Hole #2: In the Style of Charles Blair Macdonald (1855-1939)
Considered the father of American golf course architecture, C.B. Macdonald grew up in Chicago but attended school at St. Andrews, Scotland, where he learned golf under Old Tom Morris. Returning to America in 1895 to work as a stockbroker, Macdonald laid out America’s first 18-hole golf course, Chicago Golf Club. A decade later, after studying famous British courses, he created the National Golf Links of America on Long Island, New York. It consisted of engineered versions of the most notable holes and bunkers of Great Britain. While he coined the term, “golf architect,” early in the 20th century, Macdonald never accepted a design fee for his work. Golf architecture was his passion. He only worked on about two dozen designs in his life, nearly all of them in the pattern of adopting entire British holes or their boldest features. He also wrote extensively on the subject and developed the talents of two faithful assistants, Seth Raynor and Charles Banks. His last works were Yale University Golf Club in Connecticut and Mid-Ocean in Bermuda.

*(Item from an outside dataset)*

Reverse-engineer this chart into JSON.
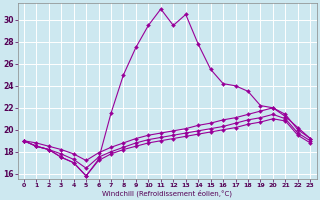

Macdonald was the first to truly construct greens from raw land. In rocky areas where he couldn’t dig down to build his typical six-foot-deep bunkers, he used steam shovels to pile up earth into a huge green pad. Our par-3 second was built in that fashion, but with bulldozers, not steam shovels. The bunkers bracketing the pedestal green are typical of his narrow “strip” bunkers. The green has plenty of levels and subtle contours. “To play over a flat surface without undulation,” Macdonald wrote, “leaves nothing to the ingenuity of the player.”